3) Distributed Tracing
Between the changes to include contract testing and using GraphQL to standardize communications between the application and the microservices driving it, we still had an issue with the systems behind the helpful GraphQL interface we’d built.
This manifested through an issue with our PDF receipt generation system – a change in one of the payment system’s API responses added a new field that the receipt generator hadn’t accounted for.
Given the number of services we had to talk to in order to build the receipts, tracking down the issue was a major pain.
Distributed tracing helped us find this issue by giving us a useful framework in which to trace the requests as they moved through the system.
There are a few tools that leverage distributed tracing that you should try.
Jaeger and Zipkin are two open-source distributed tracing systems that can help you track down your points of failure. These tools enable transaction monitoring, latency optimization, and data analysis.
Aspecto, which leverages distributed tracing and OpenTelemetry, is used as the Chrome DevTools for your distributed services, helping you quickly troubleshoot microservices and prevent issues in distributed applications. You work with Aspecto while making changes to your code so you can understand the impact of your changes, pre-production, and have full confidence nothing breaks before deploying to production.

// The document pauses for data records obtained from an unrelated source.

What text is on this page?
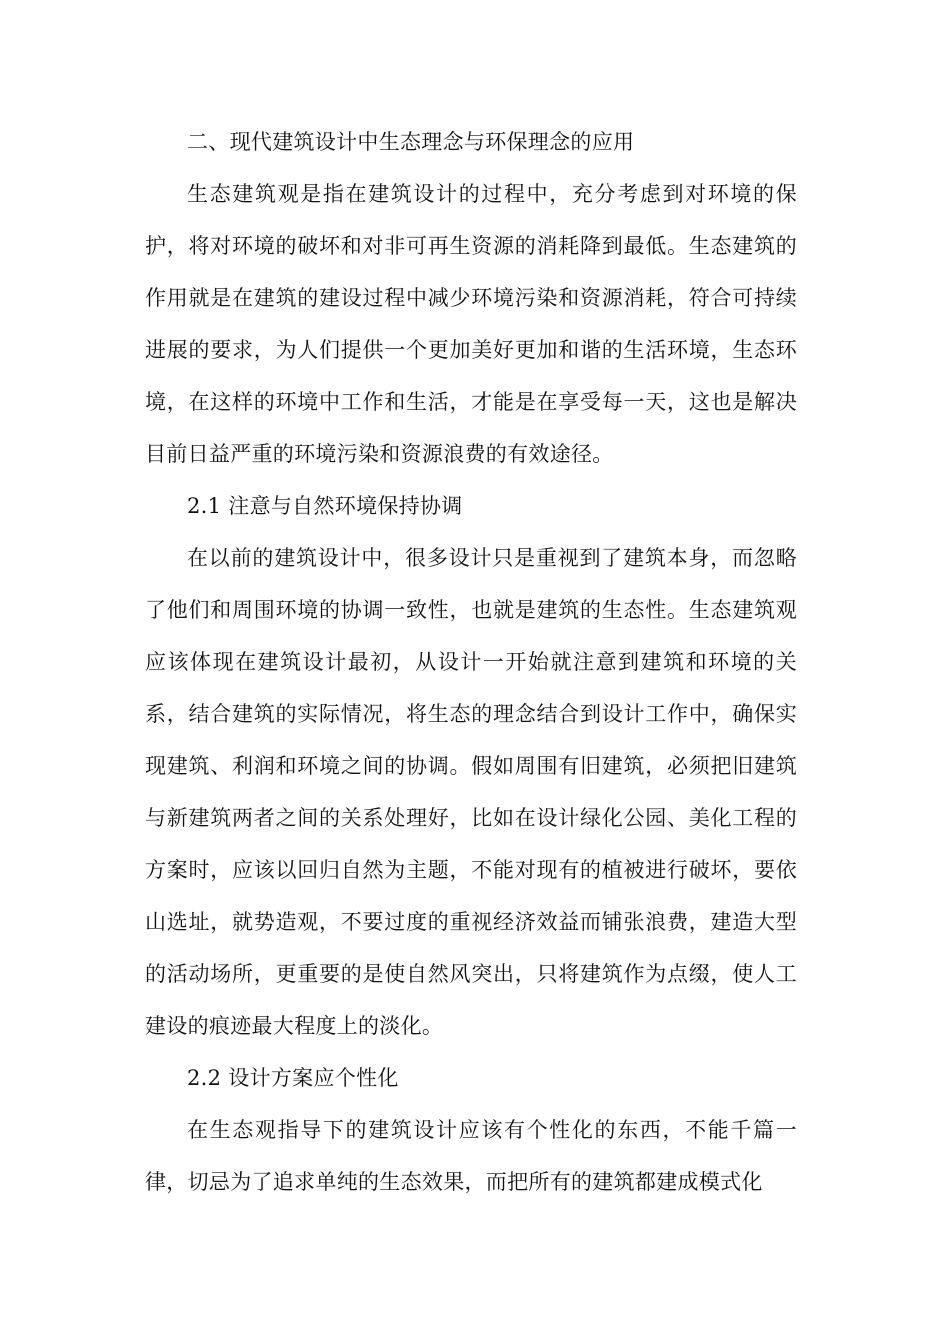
二、现代建筑设计中生态理念与环保理念的应用

生态建筑观是指在建筑设计的过程中，充分考虑到对环境的保护，将对环境的破坏和对非可再生资源的消耗降到最低。生态建筑的作用就是在建筑的建设过程中减少环境污染和资源消耗，符合可持续进展的要求，为人们提供一个更加美好更加和谐的生活环境，生态环境，在这样的环境中工作和生活，才能是在享受每一天，这也是解决目前日益严重的环境污染和资源浪费的有效途径。

2.1 注意与自然环境保持协调

在以前的建筑设计中，很多设计只是重视到了建筑本身，而忽略了他们和周围环境的协调一致性，也就是建筑的生态性。生态建筑观应该体现在建筑设计最初，从设计一开始就注意到建筑和环境的关系，结合建筑的实际情况，将生态的理念结合到设计工作中，确保实现建筑、利润和环境之间的协调。假如周围有旧建筑，必须把旧建筑与新建筑两者之间的关系处理好，比如在设计绿化公园、美化工程的方案时，应该以回归自然为主题，不能对现有的植被进行破坏，要依山选址，就势造观，不要过度的重视经济效益而铺张浪费，建造大型的活动场所，更重要的是使自然风突出，只将建筑作为点缀，使人工建设的痕迹最大程度上的淡化。

2.2 设计方案应个性化

在生态观指导下的建筑设计应该有个性化的东西，不能千篇一律，切忌为了追求单纯的生态效果，而把所有的建筑都建成模式化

Using distributed tracing wasn’t without its headaches either, though. The distributed tracing system we were using flagged every single change in an API response as a potential issue, even if the changed response didn’t violate the contract. With some simple tweaks to validate the distributed tracing issues the system identified, we were able to move forward with a much more solid system.
When you’re building a microservice system, the complexity scales with the number of interconnections between the component services.
Our payment system, with only four microservices, encountered multiple types of contract violation as I worked with it, leading us to investigate tools for automated verification of service interactions and behaviors.
By using a mix of distributed tracing, contract testing, and a robust well-documented GraphQL implementation, I was able to get the application into a more stable state, allowing myself and my fellow developers to work more confidently with the system as it grew.